Видение слуги, проткнутого коршуном его воспитанника, так больно бьет по нервам чувствительного воспитателя, что он с трудом добирается до постели, которая представляется смертным ложем. К счастью, фантазия на время оставляет свою жертву в покое, и Степан Трофимович впадает в легкое забытье, которое нарушает стук в дверь, и голос старого слуги, исполняющего роль мажордома, его покой совсем некстати тревожит. С трудом до сознания доходят слова: генеральша просит сообщить, что ему надо, может, необходимо за чем-то послать, ну, и прочее, все в таком духе. «Нет, нет», — громким голосом, почти криком Степан Трофимович отвечает и радуется, когда слуга удаляется.

Разбуженный, из полузабытья вырванный Степан Трофимович пытается вспомнить строки из некогда читанных им стихов поручика Лермонтова, впрочем, тогда еще он не был поручиком, будто ища в них оправдание виденному поутру. Если большой поэт о таком виде любви пишет стихи, значит, ничего в ней страшного нет, тем более что великие греки так друг друга любили, и ничего.

К тому же, может, и раньше Николя занимался подобным и не только с бывшим официантом? Два приятеля, одобренных матерью, к нему ведь приходят, сыновья людей в городе не последних. Что они делают? Надо было раньше воспользоваться тайным местом в стене.

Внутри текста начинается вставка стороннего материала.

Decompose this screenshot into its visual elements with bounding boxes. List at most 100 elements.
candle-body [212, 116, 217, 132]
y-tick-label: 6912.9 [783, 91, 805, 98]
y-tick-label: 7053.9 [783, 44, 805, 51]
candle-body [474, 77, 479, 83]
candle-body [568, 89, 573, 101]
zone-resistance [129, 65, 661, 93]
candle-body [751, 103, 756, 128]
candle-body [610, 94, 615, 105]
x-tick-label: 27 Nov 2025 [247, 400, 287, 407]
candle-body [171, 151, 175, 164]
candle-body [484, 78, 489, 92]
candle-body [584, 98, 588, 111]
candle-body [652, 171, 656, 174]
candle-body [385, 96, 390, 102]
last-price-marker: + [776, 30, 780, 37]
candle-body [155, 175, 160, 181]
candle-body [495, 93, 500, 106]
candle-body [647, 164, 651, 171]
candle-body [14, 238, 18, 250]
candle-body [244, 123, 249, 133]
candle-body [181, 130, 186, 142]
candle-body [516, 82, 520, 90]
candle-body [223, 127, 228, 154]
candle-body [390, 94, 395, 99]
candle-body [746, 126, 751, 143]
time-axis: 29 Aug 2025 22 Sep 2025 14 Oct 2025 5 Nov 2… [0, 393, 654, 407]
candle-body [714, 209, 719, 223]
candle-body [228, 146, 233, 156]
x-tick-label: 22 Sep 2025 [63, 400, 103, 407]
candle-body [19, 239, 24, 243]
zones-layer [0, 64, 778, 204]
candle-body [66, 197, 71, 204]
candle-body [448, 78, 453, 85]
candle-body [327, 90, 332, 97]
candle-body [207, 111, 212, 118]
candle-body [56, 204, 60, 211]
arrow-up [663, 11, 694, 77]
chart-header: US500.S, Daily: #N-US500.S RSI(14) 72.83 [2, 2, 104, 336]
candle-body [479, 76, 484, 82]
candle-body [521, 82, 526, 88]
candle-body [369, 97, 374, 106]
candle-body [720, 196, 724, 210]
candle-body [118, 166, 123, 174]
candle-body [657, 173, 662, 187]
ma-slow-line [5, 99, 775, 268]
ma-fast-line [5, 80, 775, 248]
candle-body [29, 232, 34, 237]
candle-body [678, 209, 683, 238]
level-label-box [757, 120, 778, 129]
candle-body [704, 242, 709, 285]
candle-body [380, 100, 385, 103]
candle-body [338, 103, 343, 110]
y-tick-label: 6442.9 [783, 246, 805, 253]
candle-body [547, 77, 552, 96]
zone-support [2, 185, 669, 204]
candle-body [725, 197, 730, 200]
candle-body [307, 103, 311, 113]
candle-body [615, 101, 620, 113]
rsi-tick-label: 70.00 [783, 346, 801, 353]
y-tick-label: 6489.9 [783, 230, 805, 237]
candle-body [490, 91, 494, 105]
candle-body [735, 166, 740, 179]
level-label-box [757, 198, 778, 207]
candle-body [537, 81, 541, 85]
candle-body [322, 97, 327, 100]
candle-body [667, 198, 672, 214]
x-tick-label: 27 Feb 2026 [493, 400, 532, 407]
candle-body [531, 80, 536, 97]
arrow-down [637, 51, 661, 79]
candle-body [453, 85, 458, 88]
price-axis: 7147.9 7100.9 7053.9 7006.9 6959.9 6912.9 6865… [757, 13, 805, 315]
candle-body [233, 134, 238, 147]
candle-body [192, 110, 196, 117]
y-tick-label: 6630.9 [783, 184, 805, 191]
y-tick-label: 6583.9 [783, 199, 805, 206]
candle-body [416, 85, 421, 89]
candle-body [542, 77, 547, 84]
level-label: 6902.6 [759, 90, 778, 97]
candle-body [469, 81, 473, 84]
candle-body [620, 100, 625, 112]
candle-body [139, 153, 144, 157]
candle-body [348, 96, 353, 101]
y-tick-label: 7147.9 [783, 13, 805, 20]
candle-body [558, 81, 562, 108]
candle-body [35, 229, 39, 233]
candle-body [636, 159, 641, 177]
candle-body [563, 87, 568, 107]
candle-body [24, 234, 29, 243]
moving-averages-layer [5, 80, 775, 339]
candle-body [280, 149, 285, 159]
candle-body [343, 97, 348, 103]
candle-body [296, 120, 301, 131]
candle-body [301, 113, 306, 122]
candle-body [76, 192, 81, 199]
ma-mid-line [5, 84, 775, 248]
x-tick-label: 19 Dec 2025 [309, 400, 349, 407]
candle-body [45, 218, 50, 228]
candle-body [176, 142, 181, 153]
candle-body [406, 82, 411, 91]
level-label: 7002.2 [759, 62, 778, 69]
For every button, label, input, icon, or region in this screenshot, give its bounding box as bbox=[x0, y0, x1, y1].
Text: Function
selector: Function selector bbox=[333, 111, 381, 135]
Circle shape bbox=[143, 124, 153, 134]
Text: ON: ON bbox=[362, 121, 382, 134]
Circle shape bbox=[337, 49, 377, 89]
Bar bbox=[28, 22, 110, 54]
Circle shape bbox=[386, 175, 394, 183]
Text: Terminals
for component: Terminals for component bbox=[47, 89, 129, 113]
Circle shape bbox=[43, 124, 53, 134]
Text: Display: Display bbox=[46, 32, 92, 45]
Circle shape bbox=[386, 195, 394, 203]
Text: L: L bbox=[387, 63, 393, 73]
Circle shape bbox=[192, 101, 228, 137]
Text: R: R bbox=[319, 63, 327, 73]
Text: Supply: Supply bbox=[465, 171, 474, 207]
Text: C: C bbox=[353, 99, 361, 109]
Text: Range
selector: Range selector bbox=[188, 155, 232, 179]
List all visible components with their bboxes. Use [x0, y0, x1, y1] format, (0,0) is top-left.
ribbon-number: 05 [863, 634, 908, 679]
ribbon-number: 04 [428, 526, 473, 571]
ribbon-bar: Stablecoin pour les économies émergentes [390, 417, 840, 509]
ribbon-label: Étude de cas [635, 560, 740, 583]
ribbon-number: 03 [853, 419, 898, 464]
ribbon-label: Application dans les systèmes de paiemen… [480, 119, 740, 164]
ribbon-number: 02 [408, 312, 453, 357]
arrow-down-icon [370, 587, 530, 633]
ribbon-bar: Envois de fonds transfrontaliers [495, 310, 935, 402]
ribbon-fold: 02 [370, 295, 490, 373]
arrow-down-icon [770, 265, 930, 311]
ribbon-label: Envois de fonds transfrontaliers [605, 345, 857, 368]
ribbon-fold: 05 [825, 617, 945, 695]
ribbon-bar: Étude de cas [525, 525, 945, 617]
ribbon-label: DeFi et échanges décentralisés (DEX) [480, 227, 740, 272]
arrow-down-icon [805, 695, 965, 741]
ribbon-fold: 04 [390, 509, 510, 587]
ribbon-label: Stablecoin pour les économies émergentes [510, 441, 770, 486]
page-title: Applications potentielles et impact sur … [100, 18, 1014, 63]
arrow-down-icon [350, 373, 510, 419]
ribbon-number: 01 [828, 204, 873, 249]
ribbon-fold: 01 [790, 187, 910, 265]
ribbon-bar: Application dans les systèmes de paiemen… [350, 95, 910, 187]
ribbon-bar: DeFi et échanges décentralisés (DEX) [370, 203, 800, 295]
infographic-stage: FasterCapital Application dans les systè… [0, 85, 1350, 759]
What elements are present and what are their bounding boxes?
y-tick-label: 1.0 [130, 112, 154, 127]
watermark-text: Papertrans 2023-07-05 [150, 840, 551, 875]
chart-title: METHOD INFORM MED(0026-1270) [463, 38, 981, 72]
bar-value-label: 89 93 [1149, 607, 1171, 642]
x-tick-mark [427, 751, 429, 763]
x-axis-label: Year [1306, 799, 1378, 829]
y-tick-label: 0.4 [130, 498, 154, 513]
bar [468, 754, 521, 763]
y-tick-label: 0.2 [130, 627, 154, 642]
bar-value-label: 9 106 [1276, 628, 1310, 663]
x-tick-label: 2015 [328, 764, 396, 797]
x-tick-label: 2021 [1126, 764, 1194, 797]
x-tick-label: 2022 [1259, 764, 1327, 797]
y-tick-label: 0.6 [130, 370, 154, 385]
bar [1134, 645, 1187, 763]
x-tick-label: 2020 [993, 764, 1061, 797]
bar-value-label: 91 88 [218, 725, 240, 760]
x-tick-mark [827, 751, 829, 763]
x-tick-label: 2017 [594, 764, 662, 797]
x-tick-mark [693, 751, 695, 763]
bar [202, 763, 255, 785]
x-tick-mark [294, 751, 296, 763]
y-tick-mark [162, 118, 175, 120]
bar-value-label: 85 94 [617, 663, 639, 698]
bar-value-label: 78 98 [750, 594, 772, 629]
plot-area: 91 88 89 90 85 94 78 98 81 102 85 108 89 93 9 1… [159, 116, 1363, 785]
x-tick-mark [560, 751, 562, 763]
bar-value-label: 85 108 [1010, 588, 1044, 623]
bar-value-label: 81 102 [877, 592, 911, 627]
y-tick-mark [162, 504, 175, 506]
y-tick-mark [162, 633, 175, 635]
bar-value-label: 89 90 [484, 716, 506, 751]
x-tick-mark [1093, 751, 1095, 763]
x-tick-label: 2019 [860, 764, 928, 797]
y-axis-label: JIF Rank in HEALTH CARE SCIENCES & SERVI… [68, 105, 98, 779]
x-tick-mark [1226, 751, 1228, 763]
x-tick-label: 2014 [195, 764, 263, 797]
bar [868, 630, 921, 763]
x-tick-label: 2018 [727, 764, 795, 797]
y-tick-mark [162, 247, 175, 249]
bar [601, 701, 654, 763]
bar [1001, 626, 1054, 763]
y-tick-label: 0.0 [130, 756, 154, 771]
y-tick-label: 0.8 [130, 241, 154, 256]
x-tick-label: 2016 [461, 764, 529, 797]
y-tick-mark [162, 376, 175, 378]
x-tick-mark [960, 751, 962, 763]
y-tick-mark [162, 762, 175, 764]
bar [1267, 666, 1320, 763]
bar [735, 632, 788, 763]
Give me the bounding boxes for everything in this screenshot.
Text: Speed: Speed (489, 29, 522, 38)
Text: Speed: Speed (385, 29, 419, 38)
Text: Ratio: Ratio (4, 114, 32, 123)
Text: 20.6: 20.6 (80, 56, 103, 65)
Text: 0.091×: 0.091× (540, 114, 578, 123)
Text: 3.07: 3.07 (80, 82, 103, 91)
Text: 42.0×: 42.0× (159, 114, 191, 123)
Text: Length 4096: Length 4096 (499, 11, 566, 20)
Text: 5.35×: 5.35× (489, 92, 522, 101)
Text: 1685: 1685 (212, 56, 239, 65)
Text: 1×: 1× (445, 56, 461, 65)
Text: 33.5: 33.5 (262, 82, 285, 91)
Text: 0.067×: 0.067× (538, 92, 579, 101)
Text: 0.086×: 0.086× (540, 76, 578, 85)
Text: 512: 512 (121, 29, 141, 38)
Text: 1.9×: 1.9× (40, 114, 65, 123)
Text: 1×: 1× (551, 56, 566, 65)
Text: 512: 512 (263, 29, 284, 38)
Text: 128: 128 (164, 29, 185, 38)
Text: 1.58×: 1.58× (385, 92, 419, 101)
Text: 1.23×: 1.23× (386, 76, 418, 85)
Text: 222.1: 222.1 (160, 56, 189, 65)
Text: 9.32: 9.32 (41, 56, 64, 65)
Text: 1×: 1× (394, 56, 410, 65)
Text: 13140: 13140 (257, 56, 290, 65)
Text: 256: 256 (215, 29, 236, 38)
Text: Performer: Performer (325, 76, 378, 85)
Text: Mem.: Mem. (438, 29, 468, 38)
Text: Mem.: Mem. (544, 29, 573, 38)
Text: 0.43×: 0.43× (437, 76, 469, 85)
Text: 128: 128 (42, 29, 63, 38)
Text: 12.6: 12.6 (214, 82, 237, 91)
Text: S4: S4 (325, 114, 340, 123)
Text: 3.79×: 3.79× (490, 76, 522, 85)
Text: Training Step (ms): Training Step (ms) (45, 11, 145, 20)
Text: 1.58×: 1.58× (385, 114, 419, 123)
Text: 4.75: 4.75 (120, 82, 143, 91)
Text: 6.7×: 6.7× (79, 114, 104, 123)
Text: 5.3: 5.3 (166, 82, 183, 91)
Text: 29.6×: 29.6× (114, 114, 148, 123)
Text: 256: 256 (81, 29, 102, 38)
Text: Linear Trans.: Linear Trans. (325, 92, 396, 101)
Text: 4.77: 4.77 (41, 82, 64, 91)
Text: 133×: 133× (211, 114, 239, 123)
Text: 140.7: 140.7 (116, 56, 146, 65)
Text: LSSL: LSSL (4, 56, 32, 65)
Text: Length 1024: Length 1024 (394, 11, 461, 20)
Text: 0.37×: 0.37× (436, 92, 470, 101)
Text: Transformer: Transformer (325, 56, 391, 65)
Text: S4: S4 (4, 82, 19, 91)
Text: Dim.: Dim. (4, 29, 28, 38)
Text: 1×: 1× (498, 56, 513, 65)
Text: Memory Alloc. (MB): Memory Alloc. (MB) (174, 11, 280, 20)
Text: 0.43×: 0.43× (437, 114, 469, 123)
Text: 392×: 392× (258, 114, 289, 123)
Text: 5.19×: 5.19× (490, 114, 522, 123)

О, Господи! Что матери скажет? Он ведь должен, просто обязан, это долг его матери сообщить. И что же он скажет? Ваш сын, сударыня, содомскому греху с слугой предается. Так и сказать? А та потребует и подробности. Это уж непременно. Как? В какой такой позе? Кто что делал? Кто кому как и куда? Что же он скажет? Любое слово мать-генеральшу убьет. И где взять слова, виденное пересказать? В русском языке нет таких слов. А во французском?

Степан Трофимович жуткими вопросами себя донимает, подробностями картины себя распаляет, а тем временем за окном уже потемнело. Снова стук в дверь, в ответ какие-то слова его, но, конечно, не те, которыми будет генеральше ее голого сына со вздернутым коршуном, из клюва которого белое-белое брызжет, описывать. Не те, не те. А где те отыскать?

Гонимый извечным вопросом о нужных, жизненно необходимых словах, в которых ни голенький Николя, ни обнаженный отрок Никол не нуждаются, Степан Трофимович впадает в дремоту, дождь, полдня идущий, его усыпляет, трещащий на ветру старый дом деревянный в этом ему помогает, лодка качается, в ней ни поэта-рассказчика, ни жуткой контрабандистки, но они, учитель и его ученик, оба древние греки, между которыми в первый раз должно произойти то, что должно случиться между учителем и учеником.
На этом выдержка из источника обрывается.